Explicit strategic axis of my 2026-2027 project. It stitches three layers. data foundations (rapid schema reading, pipeline audit), applied ML (classification, scoring, recommendation), and generative AI in production (RAG, agents, eval). For a vertical B2B SaaS scale-up CTO role, it is what turns AI into a *moat* rather than a demo gimmick.
Deliberate Confirmed → Senior climb triggered late 2024 and still ongoing: hands-on RAG plugged into the ACCENSEO pipeline, multi-vendor (Claude + GPT + Gemini), AI enrichment of tens of thousands of product sheets. Cadence is measurable quarter by quarter.
To myself: ship one small RAG or agentic project per quarter, with explicit eval, to keep the competency sharp, and maintain a journal of prompts that work and that don't. To others: *do not confuse AI demo with AI production*, invest from day one in pipeline observability (token cost, latency, detected hallucination rate) and in guardrails (sanitisation, rate limit, human fallback). Pick a data-first stack before the model stack.

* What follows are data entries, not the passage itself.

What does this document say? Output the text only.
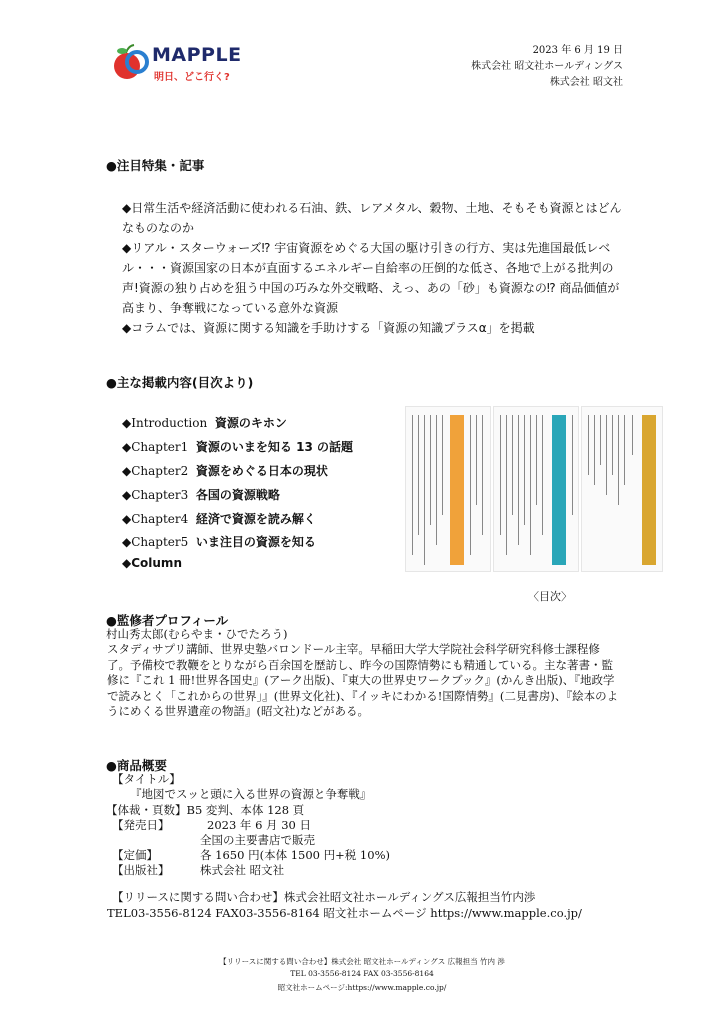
MAPPLE
明日、どこ行く?
2023 年 6 月 19 日
株式会社 昭文社ホールディングス
株式会社 昭文社
●注目特集・記事

◆日常生活や経済活動に使われる石油、鉄、レアメタル、穀物、土地、そもそも資源とはどんなものなのか

◆リアル・スターウォーズ⁉ 宇宙資源をめぐる大国の駆け引きの行方、実は先進国最低レベル・・・資源国家の日本が直面するエネルギー自給率の圧倒的な低さ、各地で上がる批判の声!資源の独り占めを狙う中国の巧みな外交戦略、えっ、あの「砂」も資源なの⁉ 商品価値が高まり、争奪戦になっている意外な資源

◆コラムでは、資源に関する知識を手助けする「資源の知識プラスα」を掲載

●主な掲載内容(目次より)
◆Introduction 資源のキホン
◆Chapter1 資源のいまを知る 13 の話題
◆Chapter2 資源をめぐる日本の現状
◆Chapter3 各国の資源戦略
◆Chapter4 経済で資源を読み解く
◆Chapter5 いま注目の資源を知る
◆Column
〈目次〉
●監修者プロフィール
村山秀太郎(むらやま・ひでたろう)
スタディサプリ講師、世界史塾バロンドール主宰。早稲田大学大学院社会科学研究科修士課程修了。予備校で教鞭をとりながら百余国を歴訪し、昨今の国際情勢にも精通している。主な著書・監修に『これ 1 冊!世界各国史』(アーク出版)、『東大の世界史ワークブック』(かんき出版)、『地政学で読みとく「これからの世界」』(世界文化社)、『イッキにわかる!国際情勢』(二見書房)、『絵本のようにめくる世界遺産の物語』(昭文社)などがある。
●商品概要
【タイトル】
『地図でスッと頭に入る世界の資源と争奪戦』
【体裁・頁数】B5 変判、本体 128 頁
【発売日】	2023 年 6 月 30 日
全国の主要書店で販売
【定価】	各 1650 円(本体 1500 円+税 10%)
【出版社】	株式会社 昭文社
【リリースに関する問い合わせ】株式会社昭文社ホールディングス広報担当竹内渉
TEL03-3556-8124 FAX03-3556-8164 昭文社ホームページ https://www.mapple.co.jp/
【リリースに関する問い合わせ】株式会社 昭文社ホールディングス 広報担当 竹内 渉
TEL 03-3556-8124 FAX 03-3556-8164
昭文社ホームページ:https://www.mapple.co.jp/
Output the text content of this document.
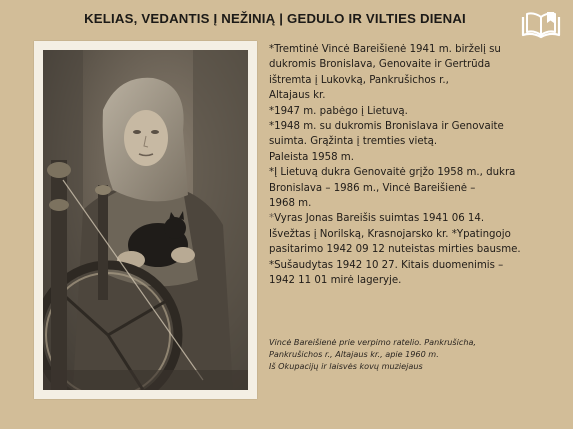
KELIAS, VEDANTIS Į NEŽINIĄ | GEDULO IR VILTIES DIENAI

*Tremtinė Vincė Bareišienė 1941 m. birželį su

dukromis Bronislava, Genovaite ir Gertrūda

ištremta į Lukovką, Pankrušichos r.,

Altajaus kr.

*1947 m. pabėgo į Lietuvą.

*1948 m. su dukromis Bronislava ir Genovaite

suimta. Grąžinta į tremties vietą.

Paleista 1958 m.

*Į Lietuvą dukra Genovaitė grįžo 1958 m., dukra

Bronislava – 1986 m., Vincė Bareišienė –

1968 m.

*Vyras Jonas Bareišis suimtas 1941 06 14.

Išvežtas į Norilską, Krasnojarsko kr. *Ypatingojo

pasitarimo 1942 09 12 nuteistas mirties bausme.

*Sušaudytas 1942 10 27. Kitais duomenimis –

1942 11 01 mirė lageryje.

Vincė Bareišienė prie verpimo ratelio. Pankrušicha,

Pankrušichos r., Altajaus kr., apie 1960 m.

Iš Okupacijų ir laisvės kovų muziejaus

My evolution in this skill
The 2026-2028 strategic axis
Data and AI are the axis that distinguishes my CTO profile in 2026. In the 24-month plan, they let me frame an AI-augmented vertical B2B SaaS product, hire a coherent data + ML / LLM team, and defend an AI product trajectory in front of a board separating *moat* from *commodity*. Without that axis, the 2026-2028 CTO role boils down to a modern-stack operator role.
By end of 2027, the observable goal is to operate a production-grade data + AI platform with industrialized RAG pipeline (eval + drift detection), explicit cost per AI feature and quarterly quality review. The Confirmed-to-Senior shift is measured on the triple mastery data engineering + applied ML + LLM-Ops, not on an abstract score.
Hands-on RAG integrated into the ACCENSEO pipeline (Claude + GPT + Gemini multi-vendor, TRELLIS / TripoSR / Shap-E for 3D generation), weekly intake of LLM releases (Anthropic, OpenAI, Mistral, DeepSeek). Master in Software Engineering active until 2026.
DeepLearning.AI Specialization and Coursera MLOps programs planned 2026-2027. Maven *Applied LLM* cohort (Hamel Husain for example) targeted 2026. GCP Professional Data Engineer certification considered depending on the target context.
Anchor reads: *Designing Machine Learning Systems* (Chip Huyen), *Building LLM Powered Applications* (Valentina Alto), curated arXiv papers. Continuous follow of Latent Space, Eugene Yan, Simon Willison. Monthly routine: a new model evaluated on a real case.